That much?? Maybe we need a good clean-up indeed!


----------



## Jana337

Whodunit said:


> I totally understand and would support that, but how about writing the information of *Native of* in another language that is not legible to other posters? I remember you, Elroy, having used عربي there. Is that really allowed? It is not much different from _world_, both are not untrue, but they are not very informative to many members.
> 
> I know that عربي means _Arabic_, because I'm interested in the language, others might not understand it. And if I didn't understand it, I could write you a PM to ask you about the meaning of those characters. That is basically the same as if I wrote _world_ in the field, since you can always ask the person by PM where exactly he is from.


Funny that a person who wrote the same information in his mother tongue as well would "complain".  I did the same and do not plan to change it. If the two of us are allowed to do it, so are Arabs. Limiting it to English (or the Latin alphabet) would betray the ideals of a language forum. 

Usually, it doesn't take much googling to arrive at the solution so why stifle the creative touch?



> If I can be nitpicking too, "native of" fields can be misleading in many ways. Dizzy me was misled for some time by a member whose profile read "EEUU" - I thought it was a funny way to write "European Union".  I didn't remember the rule in Spanish to double the initials of plural nouns, and didn't understand he meant "United States" in Spanish.


If it makes you feel better, I was misled too (by the same member, I suspect ).


----------



## Punky Zoé

zazap said:


> Thanks for the link, I had been looking for that thread but couldn't find it somehow.
> By the way, there are 1351 pages of members with 0 posts...We might run out of names...





geve said:


> That much?? Maybe we need a good clean-up indeed!



I do agree, at least to avoid some (active) members sending PM's (by mistake) to lethargic members !
BTW is member the right word for such people ?


----------



## Etcetera

geve said:


> Some people write as a location "in front of my computer" or "Native of: citizen of the world" or "Europe". They're not lying, but it doesn't say much about their language/cultural background.
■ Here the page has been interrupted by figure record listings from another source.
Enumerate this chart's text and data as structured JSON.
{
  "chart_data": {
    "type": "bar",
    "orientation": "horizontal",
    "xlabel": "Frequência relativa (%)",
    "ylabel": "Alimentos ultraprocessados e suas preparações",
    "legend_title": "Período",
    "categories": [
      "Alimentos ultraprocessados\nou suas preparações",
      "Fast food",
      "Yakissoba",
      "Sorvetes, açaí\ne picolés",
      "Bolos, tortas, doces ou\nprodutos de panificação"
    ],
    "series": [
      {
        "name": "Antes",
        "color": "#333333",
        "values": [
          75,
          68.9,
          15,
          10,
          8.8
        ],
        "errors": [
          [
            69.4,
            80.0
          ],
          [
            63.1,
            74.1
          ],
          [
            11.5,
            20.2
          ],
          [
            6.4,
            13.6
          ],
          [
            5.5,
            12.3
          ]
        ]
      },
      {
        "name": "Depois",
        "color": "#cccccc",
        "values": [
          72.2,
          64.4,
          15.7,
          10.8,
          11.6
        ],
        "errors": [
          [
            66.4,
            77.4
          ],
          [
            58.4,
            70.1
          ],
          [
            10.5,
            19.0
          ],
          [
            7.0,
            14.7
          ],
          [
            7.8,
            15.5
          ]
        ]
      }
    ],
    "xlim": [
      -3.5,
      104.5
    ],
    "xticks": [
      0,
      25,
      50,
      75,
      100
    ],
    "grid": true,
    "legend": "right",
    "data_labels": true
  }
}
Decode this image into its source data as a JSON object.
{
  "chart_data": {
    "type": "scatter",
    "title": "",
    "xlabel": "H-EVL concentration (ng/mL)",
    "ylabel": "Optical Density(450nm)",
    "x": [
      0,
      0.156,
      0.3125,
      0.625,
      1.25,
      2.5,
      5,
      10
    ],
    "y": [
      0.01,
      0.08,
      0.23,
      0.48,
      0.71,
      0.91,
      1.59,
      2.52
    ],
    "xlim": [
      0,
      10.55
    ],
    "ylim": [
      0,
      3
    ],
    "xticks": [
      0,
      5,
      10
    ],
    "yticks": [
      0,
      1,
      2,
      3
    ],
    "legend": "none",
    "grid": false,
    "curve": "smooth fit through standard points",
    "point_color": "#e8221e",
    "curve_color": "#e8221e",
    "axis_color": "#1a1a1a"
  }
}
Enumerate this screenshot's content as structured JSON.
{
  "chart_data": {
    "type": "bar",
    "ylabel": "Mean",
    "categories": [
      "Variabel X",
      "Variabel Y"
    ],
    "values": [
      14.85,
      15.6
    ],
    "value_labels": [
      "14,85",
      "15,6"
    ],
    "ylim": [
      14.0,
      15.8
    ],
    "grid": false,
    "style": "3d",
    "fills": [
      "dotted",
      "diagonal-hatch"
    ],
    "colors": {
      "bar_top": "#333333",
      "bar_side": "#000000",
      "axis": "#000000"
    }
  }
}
My location doesn't say much about my background, does it?
However, I've never got a PM from a moderator asking me to change it; and, since we're discussing this matter here, I'd like to ask if it's OK - taking into account that my "Native of" field shows "Russian, Russia (St Petersburg)".


----------



## Jana337

As we said above, the Location field is optional - leave it empty or type in something clever/facetious/cryptic, your choice.


----------



## Etcetera

Thank you, Jana.


----------



## Kelly B

Whodunit said:


> [...]how about writing the information of *Native of* in another language that is not legible to other posters? I remember you, Elroy, having used عربي there. Is that really allowed?[...]



I think it is fine to identify your native language in your native tongue and character set. If I want native-level feedback on a translation or a point of grammar, I can almost certainly recognize the names of the languages involved; if I want feedback on some language other than yours, I know that عربي  isn't the one I'm talking about, even if I cannot specifically identify it.


----------



## jonquiliser

Yes, that languages are sometimes written in it's own characterset and/or language is only nice, at least I like it. 

And a perhaps relevant note in this respect, not all moderators are so clear with the information of their status as moderators, either..  Some are actually quite creative in concealing their wily true identity, mwahaahaahaa


----------



## Jana337

So what?  All people with weird user titles are moderators.

This thread is already messy enough; it surely doesn't need another (chatty!) topic.


----------